Error Handling and Resilience

Robust Query Patterns

from sqlalchemy.exc import OperationalError, DatabaseError
from typing import Optional, List
import time

class RobustQueryExecutor:
    """Resilient query execution with retries and error handling."""

    def __init__(self, session, max_retries: int = 3, retry_delay: float = 1.0):
        self.session = session
        self.max_retries = max_retries
        self.retry_delay = retry_delay

    def execute_with_retry(self, query_func, *args, **kwargs):
        """Execute a query function with automatic retries."""

        last_exception = None

        for attempt in range(self.max_retries + 1):
            try:
                return query_func(*args, **kwargs)

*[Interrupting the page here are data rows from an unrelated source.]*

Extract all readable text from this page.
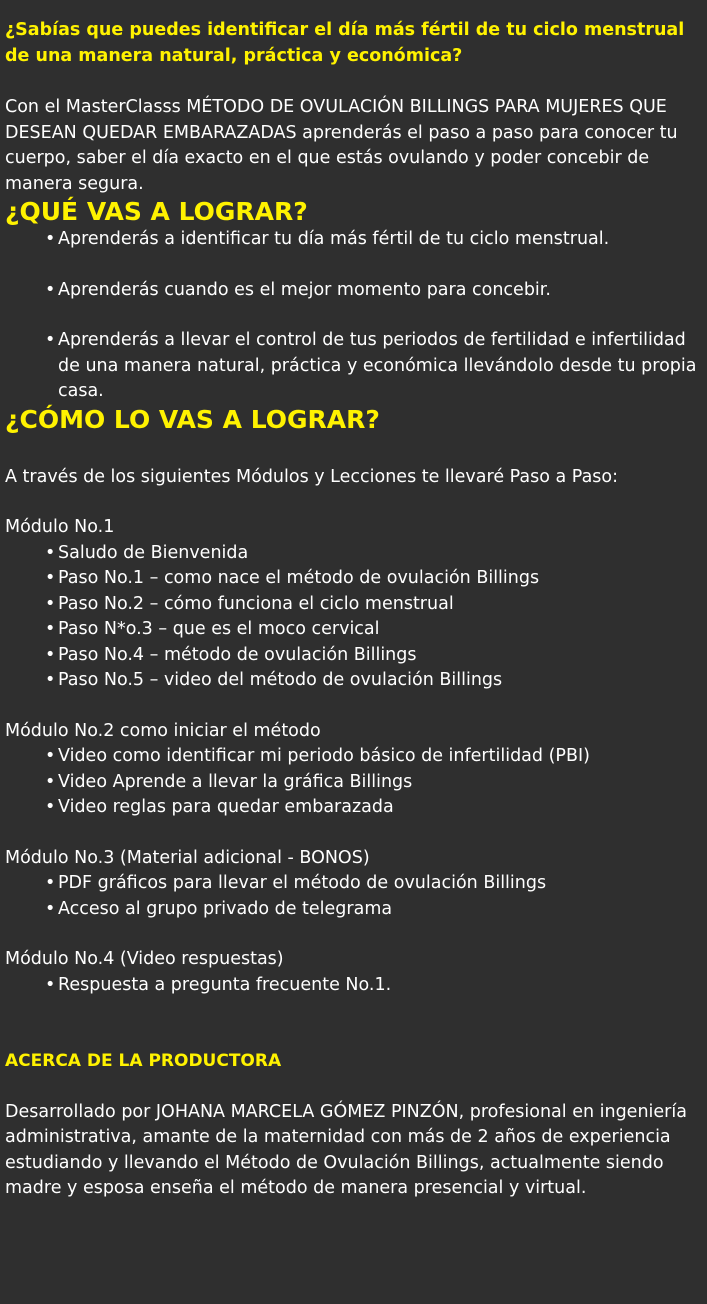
¿Sabías que puedes identificar el día más fértil de tu ciclo menstrual de una manera natural, práctica y económica?

Con el MasterClasss MÉTODO DE OVULACIÓN BILLINGS PARA MUJERES QUE DESEAN QUEDAR EMBARAZADAS aprenderás el paso a paso para conocer tu cuerpo, saber el día exacto en el que estás ovulando y poder concebir de manera segura.

¿QUÉ VAS A LOGRAR?
• Aprenderás a identificar tu día más fértil de tu ciclo menstrual.
• Aprenderás cuando es el mejor momento para concebir.
• Aprenderás a llevar el control de tus periodos de fertilidad e infertilidad de una manera natural, práctica y económica llevándolo desde tu propia casa.
¿CÓMO LO VAS A LOGRAR?

A través de los siguientes Módulos y Lecciones te llevaré Paso a Paso:

Módulo No.1

• Saludo de Bienvenida
• Paso No.1 – como nace el método de ovulación Billings
• Paso No.2 – cómo funciona el ciclo menstrual
• Paso N*o.3 – que es el moco cervical
• Paso No.4 – método de ovulación Billings
• Paso No.5 – video del método de ovulación Billings

Módulo No.2 como iniciar el método

• Video como identificar mi periodo básico de infertilidad (PBI)
• Video Aprende a llevar la gráfica Billings
• Video reglas para quedar embarazada

Módulo No.3 (Material adicional - BONOS)

• PDF gráficos para llevar el método de ovulación Billings
• Acceso al grupo privado de telegrama

Módulo No.4 (Video respuestas)

• Respuesta a pregunta frecuente No.1.

ACERCA DE LA PRODUCTORA

Desarrollado por JOHANA MARCELA GÓMEZ PINZÓN, profesional en ingeniería administrativa, amante de la maternidad con más de 2 años de experiencia estudiando y llevando el Método de Ovulación Billings, actualmente siendo madre y esposa enseña el método de manera presencial y virtual.
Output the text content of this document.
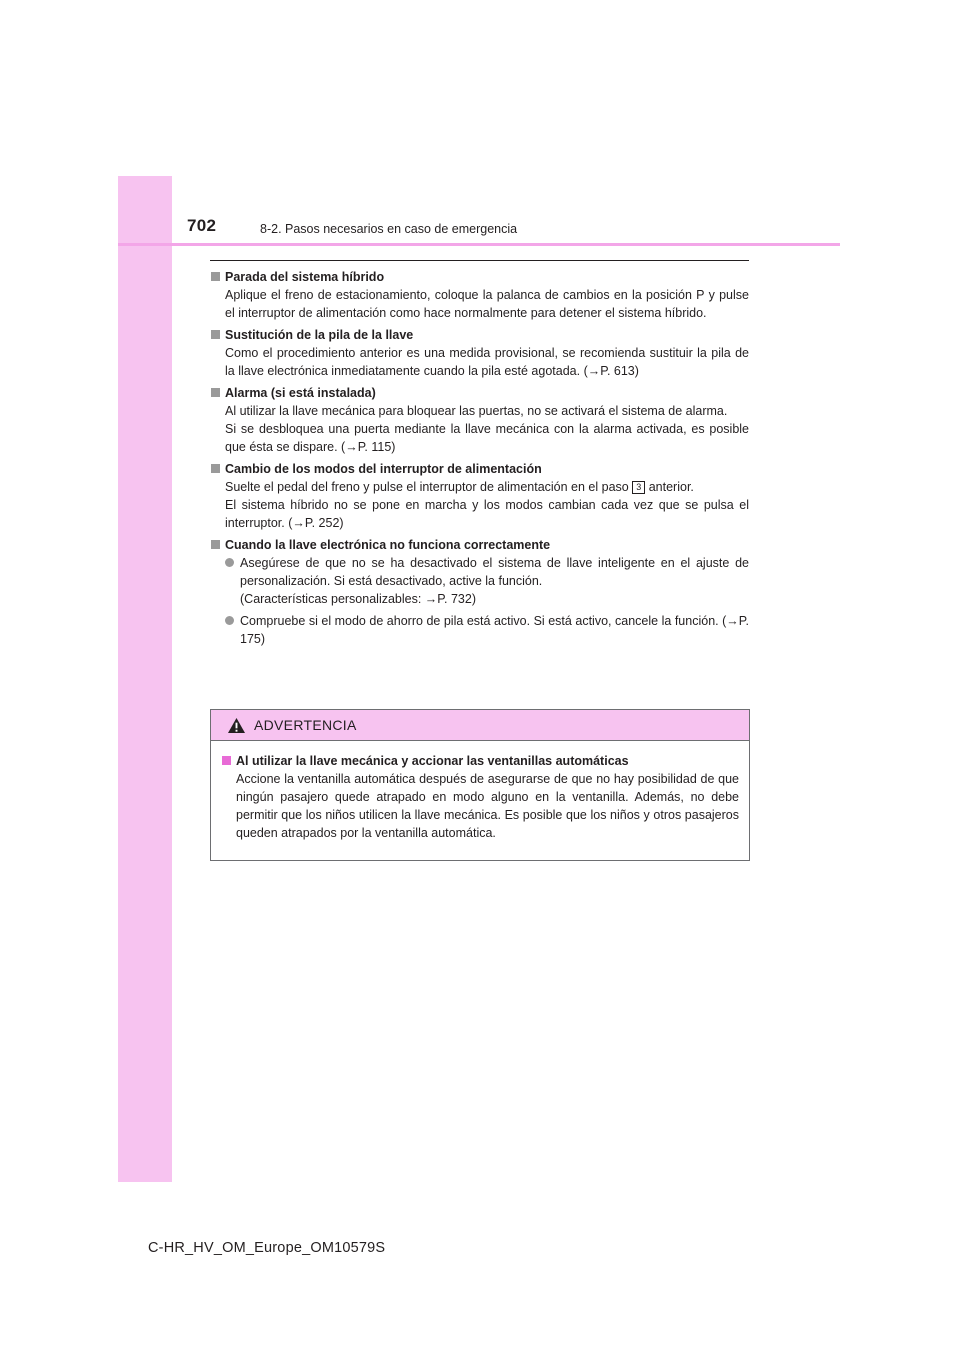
702	8-2. Pasos necesarios en caso de emergencia
Parada del sistema híbrido

Aplique el freno de estacionamiento, coloque la palanca de cambios en la posición P y pulse el interruptor de alimentación como hace normalmente para detener el sistema híbrido.

Sustitución de la pila de la llave

Como el procedimiento anterior es una medida provisional, se recomienda sustituir la pila de la llave electrónica inmediatamente cuando la pila esté agotada. (→P. 613)

Alarma (si está instalada)

Al utilizar la llave mecánica para bloquear las puertas, no se activará el sistema de alarma.

Si se desbloquea una puerta mediante la llave mecánica con la alarma activada, es posible que ésta se dispare. (→P. 115)

Cambio de los modos del interruptor de alimentación

Suelte el pedal del freno y pulse el interruptor de alimentación en el paso 3 anterior.

El sistema híbrido no se pone en marcha y los modos cambian cada vez que se pulsa el interruptor. (→P. 252)

Cuando la llave electrónica no funciona correctamente

Asegúrese de que no se ha desactivado el sistema de llave inteligente en el ajuste de personalización. Si está desactivado, active la función.

(Características personalizables: →P. 732)

Compruebe si el modo de ahorro de pila está activo. Si está activo, cancele la función. (→P. 175)

ADVERTENCIA
Al utilizar la llave mecánica y accionar las ventanillas automáticas

Accione la ventanilla automática después de asegurarse de que no hay posibilidad de que ningún pasajero quede atrapado en modo alguno en la ventanilla. Además, no debe permitir que los niños utilicen la llave mecánica. Es posible que los niños y otros pasajeros queden atrapados por la ventanilla automática.

C-HR_HV_OM_Europe_OM10579S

            except (OperationalError, DatabaseError) as e:
                last_exception = e

                if attempt < self.max_retries:
                    print(f"Query failed (attempt {attempt + 1}), retrying in {self.retry_delay}s...")
                    time.sleep(self.retry_delay)

                    # Try to rollback and reconnect
                    try:
                        self.session.rollback()
                    except:
                        pass
                else:
                    print(f"Query failed after {self.max_retries + 1} attempts")
                    raise last_exception

    def safe_get_transaction(self, tx_hash: str) -> Optional[Transaction]:
        """Safely retrieve a transaction with error handling."""

        def _query():
            return self.session.query(Transaction).filter(
                Transaction.hash == bytes.fromhex(tx_hash)
            ).first()

        try:
            return self.execute_with_retry(_query)
        except Exception as e:
            print(f"Failed to retrieve transaction {tx_hash}: {e}")
            return None

    def safe_get_address_utxos(self, address: str) -> List[TransactionOutput]:
        """Safely get UTXOs for an address."""

        def _query():
            addr = self.session.query(Address).filter(
                Address.view == address
            ).first()

            if not addr:
                return []

            return self.session.query(TransactionOutput).filter(
                and_(
                    TransactionOutput.address_id == addr.id_,
                    ~TransactionOutput.id_.in_(
                        self.session.query(TransactionInput.tx_out_id).distinct()
                    )
                )
            ).all()

        try:
            return self.execute_with_retry(_query)
        except Exception as e:
            print(f"Failed to retrieve UTXOs for address {address}: {e}")
            return []

# Usage
session = create_session()
executor = RobustQueryExecutor(session)

# Safe transaction retrieval
tx = executor.safe_get_transaction("a1b2c3...")
if tx:
    print(f"Transaction found: {tx.hash.hex()}")
else:
    print("Transaction not found or query failed")

This comprehensive documentation provides advanced examples covering complex multi-table queries, performance optimization, integration patterns, and robust error handling - essential for professional use of dbsync-py.